Participation in clinical trials is critical to progress in medicine. But researchers have a difficult task in how to present research opportunities to people using consent forms. A study published Tuesday shows that the forms are more accurate than ever before but are becoming unreasonably long.
Researchers at the University of Pennsylvania Law School and Columbia University examined 215 research protocols and their accompanying consent forms from the years of 1977 to 2002. Consent forms are mandated by law and by institutional review boards to ensure that the rights and safety of research participants are protected. Through the years, more effort has been made to ensure that people have all the information they need regarding the potential risks and benefits of participating in research. Indeed, the study found that the problem of discrepancies between the information in the study protocol and the information presented to consumers in the consent form has improved dramatically. Discrepancies were found 57.7% of the time in 1977 studies compared to 0% in 2002 studies.

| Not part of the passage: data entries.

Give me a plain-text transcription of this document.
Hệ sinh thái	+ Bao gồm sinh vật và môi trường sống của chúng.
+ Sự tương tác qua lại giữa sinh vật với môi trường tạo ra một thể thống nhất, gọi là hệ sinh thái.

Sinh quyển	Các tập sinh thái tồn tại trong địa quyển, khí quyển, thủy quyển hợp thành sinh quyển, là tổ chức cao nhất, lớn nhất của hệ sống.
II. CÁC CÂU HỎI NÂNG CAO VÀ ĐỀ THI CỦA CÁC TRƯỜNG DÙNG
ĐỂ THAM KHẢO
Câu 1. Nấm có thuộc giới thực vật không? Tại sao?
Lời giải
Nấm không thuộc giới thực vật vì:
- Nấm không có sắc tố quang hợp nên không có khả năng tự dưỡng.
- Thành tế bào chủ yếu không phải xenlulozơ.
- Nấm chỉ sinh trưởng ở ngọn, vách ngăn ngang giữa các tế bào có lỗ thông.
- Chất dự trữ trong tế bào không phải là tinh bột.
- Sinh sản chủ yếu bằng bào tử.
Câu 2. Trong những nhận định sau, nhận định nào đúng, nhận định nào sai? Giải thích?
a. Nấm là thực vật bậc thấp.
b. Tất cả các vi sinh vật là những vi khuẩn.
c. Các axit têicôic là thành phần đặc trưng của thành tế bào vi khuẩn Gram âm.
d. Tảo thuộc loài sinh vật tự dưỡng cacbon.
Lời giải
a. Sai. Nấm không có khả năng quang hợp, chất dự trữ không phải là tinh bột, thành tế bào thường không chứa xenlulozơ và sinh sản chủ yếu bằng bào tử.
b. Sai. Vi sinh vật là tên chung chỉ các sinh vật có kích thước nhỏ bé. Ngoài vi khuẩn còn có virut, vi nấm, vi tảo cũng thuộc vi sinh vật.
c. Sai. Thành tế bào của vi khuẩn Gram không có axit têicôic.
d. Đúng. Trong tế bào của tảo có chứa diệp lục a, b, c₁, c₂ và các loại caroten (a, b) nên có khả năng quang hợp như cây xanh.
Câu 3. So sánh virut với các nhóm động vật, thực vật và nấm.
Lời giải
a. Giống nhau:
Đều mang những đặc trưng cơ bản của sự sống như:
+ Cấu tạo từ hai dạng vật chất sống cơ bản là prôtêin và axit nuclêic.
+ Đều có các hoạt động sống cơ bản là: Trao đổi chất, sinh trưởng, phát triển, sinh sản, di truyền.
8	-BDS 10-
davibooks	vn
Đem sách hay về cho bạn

However, that effort has resulted in much longer forms: from an average of fewer than two pages in 1977 to more than five pages today. Other studies have suggested that consent forms that are even four pages long are unlikely to be read because of the length and time involved.
"Our findings highlight the inherent paradox in attempting to use consent forms to convey ever-more-complicated information to potential research subjects," the authors wrote. Researchers may need to work on keeping consent forms at a reasonable length and offer people other ways of learning about the study, such as through supplementary booklets or computer programs.
The study was published in the journal IRB: Ethics & Human Research.